With the enormous output of mails some participants produce here and the impossibility of reading all of them, important arguments can be overlooked easily. On top of that, the arguments of members who don't have the time to write a dozen or more e-mails per day are sometimes drowned out by an overly productive minority.
It's called "skimming". You skim an e-mail to see if you care at all. If you don't, just delete it and move on. While it may not be possible to read all the e-mails, it's certainly possible to skim all of them.
And, if you've gotten tired of a particular thread or person, you can just stop all of those particular e-mails.
I've sure heard about that delete button but I think it can't replace a sound culture of discussion. In an oral conversation you can't talk 80% of the time. Here, I sometimes get the impression that some people believe the more (and the longer) e-mails they write, the more right they are.

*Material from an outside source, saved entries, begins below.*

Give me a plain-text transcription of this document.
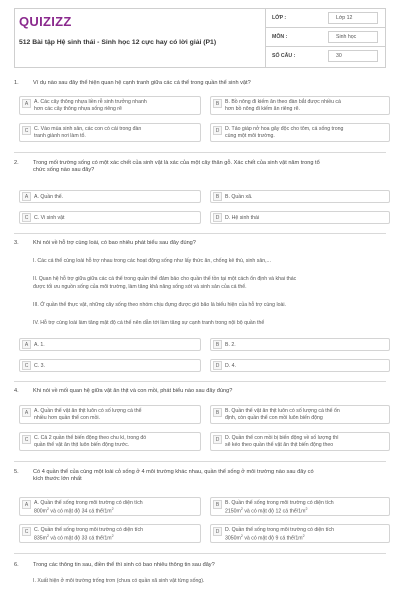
QUIZIZZ
512 Bài tập Hệ sinh thái - Sinh học 12 cực hay có lời giải (P1)
LỚP :	Lớp 12
MÔN :	Sinh học
SỐ CÂU :	30
1.	Ví dụ nào sau đây thể hiện quan hệ cạnh tranh giữa các cá thể trong quần thể sinh vật?
A	A. Các cây thông nhựa liền rễ sinh trưởng nhanh
hơn các cây thông nhựa sống riêng rẽ
B	B. Bồ nông đi kiếm ăn theo đàn bắt được nhiều cá
hơn bồ nông đi kiếm ăn riêng rẽ.
C	C. Vào mùa sinh sản, các con cò cái trong đàn
tranh giành nơi làm tổ.
D	D. Tảo giáp nở hoa gây độc cho tôm, cá sống trong
cùng một môi trường.
2.	Trong mối trường sống có một xác chết của sinh vật là xác của một cây thân gỗ. Xác chết của sinh vật năm trong tổ
chức sống nào sau đây?
A	A. Quần thể.	B	B. Quần xã.
C	C. Vi sinh vật	D	D. Hệ sinh thái
3.	Khi nói về hỗ trợ cùng loài, có bao nhiêu phát biểu sau đây đúng?
I. Các cá thể cùng loài hỗ trợ nhau trong các hoạt động sống như lấy thức ăn, chống kẻ thù, sinh sản,...
II. Quan hệ hỗ trợ giữa giữa các cá thể trong quần thể đảm bảo cho quần thể tồn tại một cách ổn định và khai thác
được tối ưu nguồn sống của môi trường, làm tăng khả năng sống sót và sinh sản của cá thể.
III. Ở quần thể thực vật, những cây sống theo nhóm chịu đựng được gió bão là biểu hiện của hỗ trợ cùng loài.
IV. Hỗ trợ cùng loài làm tăng mật độ cá thể nên dẫn tới làm tăng sự cạnh tranh trong nội bộ quần thể
A	A. 1.	B	B. 2.
C	C. 3.	D	D. 4.
4.	Khi nói về mối quan hệ giữa vật ăn thịt và con mồi, phát biểu nào sau đây đúng?
A	A. Quần thể vật ăn thịt luôn có số lượng cá thể
nhiều hơn quần thể con mồi.
B	B. Quần thể vật ăn thịt luôn có số lượng cá thể ổn
định, còn quần thể con mồi luôn biến động
C	C. Cả 2 quần thể biến động theo chu kì, trong đó
quần thể vật ăn thịt luôn biến động trước.
D	D. Quần thể con mồi bị biến động về số lượng thì
sẽ kéo theo quần thể vật ăn thịt biến động theo
5.	Có 4 quần thể của cùng một loài cỏ sống ở 4 môi trường khác nhau, quần thể sống ở môi trường nào sau đây có
kích thước lớn nhất
A	A. Quần thể sống trong môi trường có diện tích
$800m^2$ và có mật độ 34 cá thể/$1m^2$
B	B. Quần thể sống trong môi trường có diện tích
$2150m^2$ và có mật độ 12 cá thể/$1m^2$
C	C. Quần thể sống trong môi trường có diện tích
$835m^2$ và có mật độ 33 cá thể/$1m^2$
D	D. Quần thể sống trong môi trường có diện tích
$3050m^2$ và có mật độ 9 cá thể/$1m^2$
6.	Trong các thông tin sau, điền thể thì sinh có bao nhiêu thông tin sau đây?
I. Xuất hiện ở môi trường trống trơn (chưa có quần xã sinh vật từng sống).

And who might that be? I think it has more with a desire to respond to ALL the messages on a topic, rather than a belief that more e-mails makes you more right, which it obviously does not.
Mark
PS
Geritt said something earlier, presumably jokingly, about an all-caps signature. The purpose of that is that miniscule letters were not used in ancient Rome. Thus, "QVANTUM" in my signature rather than "Quantum". I'm pretty sure that in situations like that (ie, sociolinguistic authenticity), all-caps are considered acceptable by the general public.